Les choses ont commencé à se dérégler à partir du moment où cette foi a  vacillé, sous les coups de boutoirs des passions intéressées, des marchés. Il serait puéril de penser que les intérêts financiers se désintéressent des enjeux universitaires, des enjeux, financiers, de l'enseignement supéréeurs, des enjeux du marché colossal de la "diplomation". Il suffit de tenter de se rendre dans une université américaine, pour mesurer ce qui signifie le "coût" de l'accès au diplôme, de mesurer la financiarisation de l'enseignement supérieur, à telle enseigne que la "bulle" financière de la "dette étudiante" aux Etats-Unis, du fait des emprunts considérables, contractés par les familles américaines, bien consciente des enjeux de pouvoirs qui se joue derrière l'accès au diplôme, menace d'éclater.

Or, d'autres établissements d'enseignement supérieurs que les Universités existent en France, les "grandes écoles", bien entendu, aux méthodes de recrutement "locales" et fondées sur une absence de qualité (ne parlons même pas d'excellence) académique, dans le seul but de monétiser les diplômes proposés par leurs employeurs, demandent, depuis longtemps, à pourvoir délivrer des diplômes de doctorat, qui leur ouvriraient la porte, au moins formellement, à la communauté des "docteurs". Or, le CNU, avec sa politique d'excellence, est évidemment un obstacle majeur à cette marchandisation. On comprend mieux, alors, la suppression, actée ou minutée, du CNU et la possibilité, sur le fondement d'une "autonomie" des établissements d'enseignement supérieur, très opportunément mise en avant.

Le développement des écoles privées, depuis quelques années illustre le partage qui s'opère entre des enfants qui se rendent dans ces établissements, où, par hypothèse, les professeurs certifiés et agrégés ne sont pas, tandis qu'ils sont dans les établissements publics, mais avec des élèves moins fortunés.

Or c'est déjà la situation de l'enseignement supérieur. D'un côté des centaines d'établissement privés, dont certains sont très bons, et d'autres se simples vendeurs de diplômes qui ne représentent qu'eux-mêmes, et de l'autre, des Universités, pleines de belles têtes, mais dont la population étudiante se paupérise. La demande des premiers est alors, sinon de siphonner les professeurs des seconds, au moins de pouvoir prétendre qu'ils disposent, via des doctorats au rabais et des recrutements non contrôlés (par le CNU), de se présenter comme équivalents aux Universités.

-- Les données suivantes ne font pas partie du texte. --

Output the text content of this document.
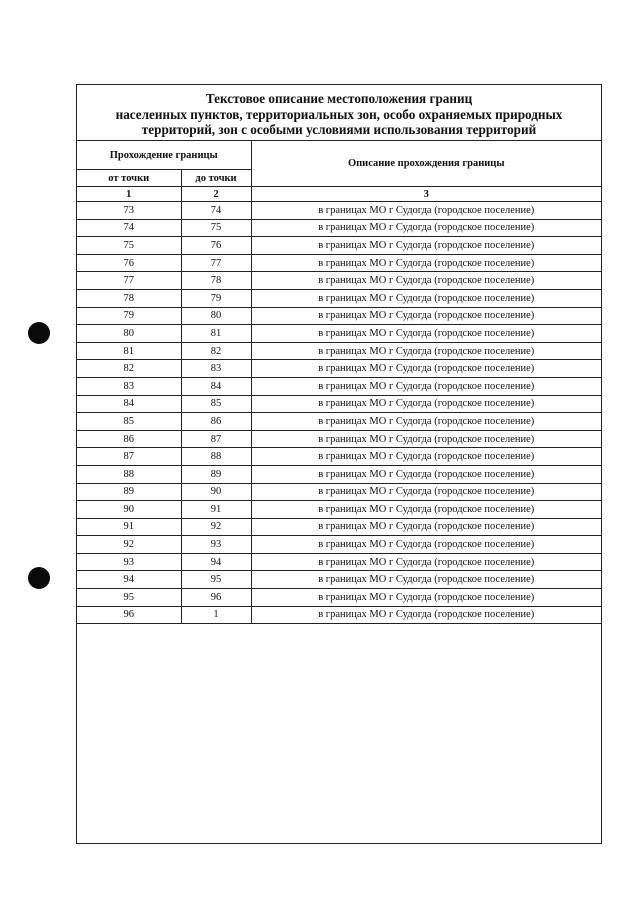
Текстовое описание местоположения границ
населенных пунктов, территориальных зон, особо охраняемых природных
территорий, зон с особыми условиями использования территорий
Прохождение границы		Описание прохождения границы
от точки	до точки	
1	2	3
73	74	в границах МО г Судогда (городское поселение)
74	75	в границах МО г Судогда (городское поселение)
75	76	в границах МО г Судогда (городское поселение)
76	77	в границах МО г Судогда (городское поселение)
77	78	в границах МО г Судогда (городское поселение)
78	79	в границах МО г Судогда (городское поселение)
79	80	в границах МО г Судогда (городское поселение)
80	81	в границах МО г Судогда (городское поселение)
81	82	в границах МО г Судогда (городское поселение)
82	83	в границах МО г Судогда (городское поселение)
83	84	в границах МО г Судогда (городское поселение)
84	85	в границах МО г Судогда (городское поселение)
85	86	в границах МО г Судогда (городское поселение)
86	87	в границах МО г Судогда (городское поселение)
87	88	в границах МО г Судогда (городское поселение)
88	89	в границах МО г Судогда (городское поселение)
89	90	в границах МО г Судогда (городское поселение)
90	91	в границах МО г Судогда (городское поселение)
91	92	в границах МО г Судогда (городское поселение)
92	93	в границах МО г Судогда (городское поселение)
93	94	в границах МО г Судогда (городское поселение)
94	95	в границах МО г Судогда (городское поселение)
95	96	в границах МО г Судогда (городское поселение)
96	1	в границах МО г Судогда (городское поселение)
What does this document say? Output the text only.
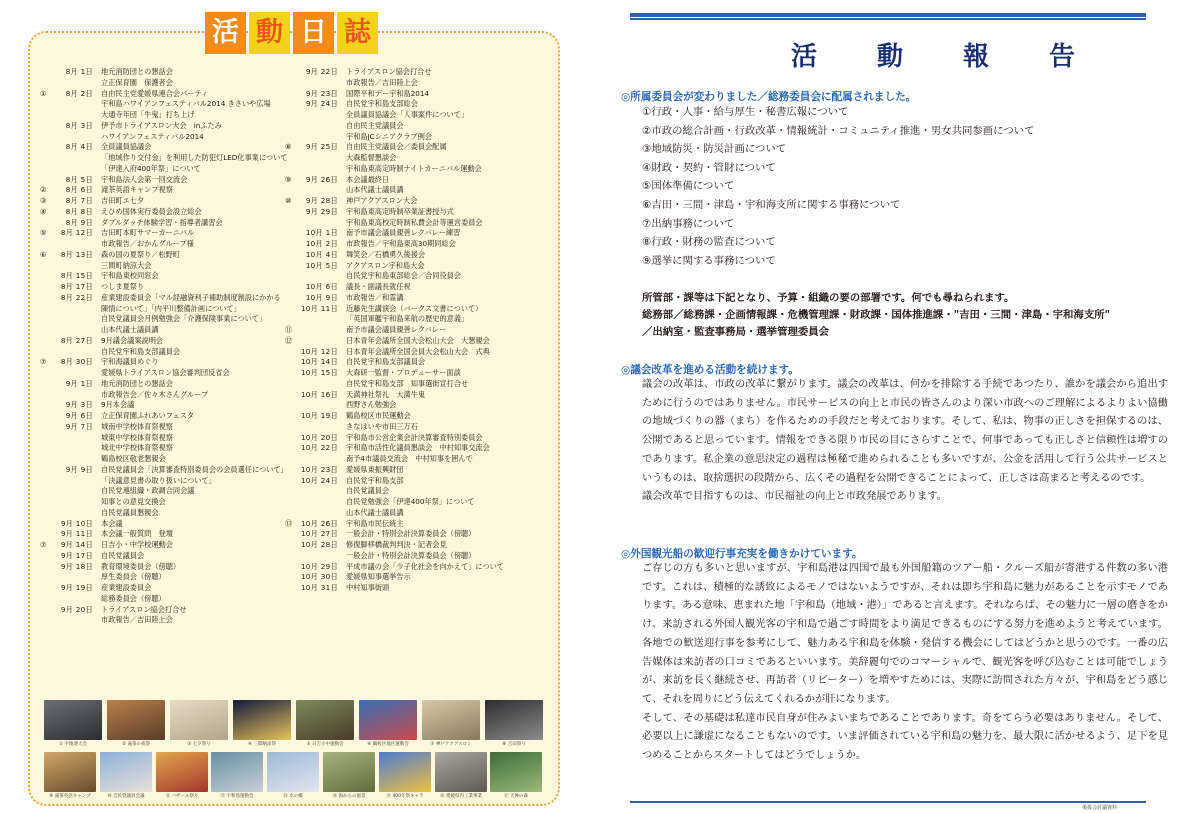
活 動 日 誌
8月 1日	地元消防団との懇話会
立正保育園　保護者会
①	8月 2日	自由民主党愛媛県連合会パーティ
宇和島ハワイアンフェスティバル2014 きさいや広場
大通寺年団「牛鬼」打ち上げ
8月 3日	伊予市トライアスロン大会　inふたみ
ハワイアンフェスティバル2014
8月 4日	全員議員協議会
「地域作り交付金」を利用した防犯灯LED化事業について
「伊達入府400年祭」について
8月 5日	宇和島法人会第一回交流会
②	8月 6日	滝茶英語キャンプ視察
③	8月 7日	吉田町エ七夕
④	8月 8日	えひめ国体実行委員会設立総会
8月 9日	ダブルダッチ体験学習・指導者講習会
⑤	8月 12日	吉田町本町サマーカーニバル
市政報告／おかんグループ様
⑥	8月 13日	森の国の夏祭り／松野町
三間町納涼大会
8月 15日	宇和島東校同窓会
8月 17日	つしま夏祭り
8月 22日	産業建設委員会「マル経融資利子補助制度創設にかかる
陳情について」「内平川整備計画について」
自民党議員会月例勉強会「介護保険事業について」
山本代議士議員講
8月 27日	9月議会議案説明会
自民党宇和島支部議員会
⑦	8月 30日	宇和海議員めぐり
愛媛県トライアスロン協会審判団反省会
9月 1日	地元消防団との懇話会
市政報告会／佐々木さんグループ
9月 3日	9月本会議
9月 6日	立正保育園ふれあいフェスタ
9月 7日	城南中学校体育祭視察
城東中学校体育祭視察
城北中学校体育祭視察
鶴島校区敬老懇親会
9月 9日	自民党議員会「決算審査特別委員会の会員選任について」
「決議意見書の取り扱いについて」
自民党連組織・政調合同会議
知事との意見交換会
自民党議員懇親会
9月 10日	本会議
9月 11日	本会議一般質問　登壇
⑦	9月 14日	日吉小・中学校運動会
9月 17日	自民党議員会
9月 18日	教育環境委員会（傍聴）
厚生委員会（傍聴）
9月 19日	産業建設委員会
総務委員会（傍聴）
9月 20日	トライアスロン協会打合せ
市政報告／吉田陸上会
9月 22日	トライアスロン協会打合せ
市政報告／吉田陸上会
9月 23日	国際平和デー宇和島2014
9月 24日	自民党宇和島支部総会
全員議員協議会「人事案件について」
自由民主党議員会
宇和島JCシニアクラブ例会
⑧	9月 25日	自由民主党議員会／委員会配属
大森監督懇談会
宇和島東高定時制ナイトカーニバル運動会
⑨	9月 26日	本会議最終日
山本代議士議員講
⑩	9月 28日	神戸アクアスロン大会
9月 29日	宇和島東高定時制卒業証書授与式
宇和島東高校定時制私費会計等運営委員会
10月 1日	南予市議会議員親善レクバレー練習
10月 2日	市政報告／宇和島東高30期同総会
10月 4日	舞笑会／石橋勇久後援会
10月 5日	アクアスロン宇和島大会
自民党宇和島東部総会／合同役員会
10月 6日	議長・副議長就任祝
10月 9日	市政報告／和霊講
10月 11日	近藤先生講演会（バークス文書について）
「英国軍艦宇和島来航の歴史的意義」
⑪	南予市議会議員親善レクバレー
⑫	日本青年会議所全国大会松山大会　大懇親会
10月 12日	日本青年会議所全国会員大会松山大会　式典
10月 14日	自民党宇和島支部議員会
10月 15日	大森研一監督・プロデューサー面談
自民党宇和島支部　知事選街宣打合せ
10月 16日	天満神社祭礼　大満牛鬼
西野さん勉強会
10月 19日	鶴島校区市民運動会
きなはいや市田三万石
10月 20日	宇和島市公営企業会計決算審査特別委員会
10月 22日	宇和島市活性化議員懇談会　中村知事交流会
南予4市議員交流会　中村知事を囲んで
10月 23日	愛媛県東振興財団
10月 24日	自民党宇和島支部
自民党議員会
自民党勉強会「伊達400年祭」について
山本代議士議員講
⑬	10月 26日	宇和島市民伝統主
10月 27日	一般会計・特別会計決算委員会（傍聴）
10月 28日	修復脚移橋裁判判決・記者会見
一般会計・特別会計決算委員会（傍聴）
10月 29日	平成市議の会「少子化社会を向かえて」について
10月 30日	愛媛県知事選挙告示
10月 31日	中村知事街頭
① 平地連大会	② 滝茶の夜祭	③ 七夕祭り	④ 三間納涼祭	⑤ 日吉小中運動会	⑥ 鶴校区地区運動会	⑦ 神戸アクアスロン	⑧ 吉田祭り
⑨ 滝茶英語キャンプ	⑩ 自民党議員会議	⑪ バザール祭り	⑫ 宇和島運動会	⑬ 水の郷	⑭ 海からの風景	⑮ 400年祭キャラ	⑯ 愛媛県内工業事業	⑰ 天神の森
活　動　報　告
◎所属委員会が変わりました／総務委員会に配属されました。
①行政・人事・給与厚生・秘書広報について
②市政の総合計画・行政改革・情報統計・コミュニティ推進・男女共同参画について
③地域防災・防災計画について
④財政・契約・管財について
⑤国体準備について
⑥吉田・三間・津島・宇和海支所に関する事務について
⑦出納事務について
⑧行政・財務の監査について
⑨選挙に関する事務について
所管部・課等は下記となり、予算・組織の要の部署です。何でも尋ねられます。
総務部／総務課・企画情報課・危機管理課・財政課・国体推進課・"吉田・三間・津島・宇和海支所"
／出納室・監査事務局・選挙管理委員会
◎議会改革を進める活動を続けます。

議会の改革は、市政の改革に繋がります。議会の改革は、何かを排除する手続であつたり、誰かを議会から追出すために行うのではありません。市民サービスの向上と市民の皆さんのより深い市政へのご理解によるよりよい協働の地域づくりの器（まち）を作るための手段だと考えております。そして、私は、物事の正しさを担保するのは、公開であると思っています。情報をできる限り市民の目にさらすことで、何事であっても正しさと信頼性は増すのであります。私企業の意思決定の過程は極秘で進められることも多いですが、公金を活用して行う公共サービスというものは、取捨選択の段階から、広くその過程を公開できることによって、正しさは高まると考えるのです。

議会改革で目指すものは、市民福祉の向上と市政発展であります。

◎外国観光船の歓迎行事充実を働きかけています。

ご存じの方も多いと思いますが、宇和島港は四国で最も外国船籍のツアー船・クルーズ船が寄港する件数の多い港です。これは、積極的な誘致によるモノではないようですが、それは即ち宇和島に魅力があることを示すモノであります。ある意味、恵まれた地「宇和島（地域・港）」であると言えます。それならば、その魅力に一層の磨きをかけ、来訪される外国人観光客の宇和島で過ごす時間をより満足できるものにする努力を進めようと考えています。各地での歓送迎行事を参考にして、魅力ある宇和島を体験・発信する機会にしてはどうかと思うのです。一番の広告媒体は来訪者の口コミであるといいます。美辞麗句でのコマーシャルで、観光客を呼び込むことは可能でしょうが、来訪を長く継続させ、再訪者（リピーター）を増やすためには、実際に訪問された方々が、宇和島をどう感じて、それを周りにどう伝えてくれるかが肝になります。

そして、その基礎は私達市民自身が住みよいまちであることであります。奇をてらう必要はありません。そして、必要以上に謙虚になることもないのです。いま評価されている宇和島の魅力を、最大限に活かせるよう、足下を見つめることからスタートしてはどうでしょうか。

後援会討議資料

La mauvaise monnaie chassant toujours la bonne, les universités, c'est commencer, pourront alors, de la même manière s'organiser dans cette concurrence, ce marché, vers des recrutements où les enseignants chercheurs seront vassalisés, et sans doute précarisés.

La privatisation du service public de l'enseignement supérieur, voilà l'objectif. Est-ce souhaitable pour la France et les français? Est-ce dans le débat politique, médiatique? Est-ce que que quelqu'un a voté pour cet objectif? 

Le tout décidé, en CMP, le 9 novembre, le jour du cinquantième anniversaire du général de Gaulle, l'instigateur de l'ancêtre du CNU. 

Il y a des symboles foulés signifiants.

Pour autant tout est-il parfait dans le monde d'avec le CNU? Certainement pas. Les pratiques sont diverses, les immobilismes, dans certaines sections, bien présents, le conformisme parfois, voire la promotion de partis-pris idéologiques bien peu scientifiques, de même que des recrutements, malgré le CNU, réalisés pour des raisons plus locales que scientifiques, etc.

Faisons l'inventaire de ces questions et amélirons le fonctionnement de l'ensemble, pour le bien commun, mais faut-il changer, radicalement de monde?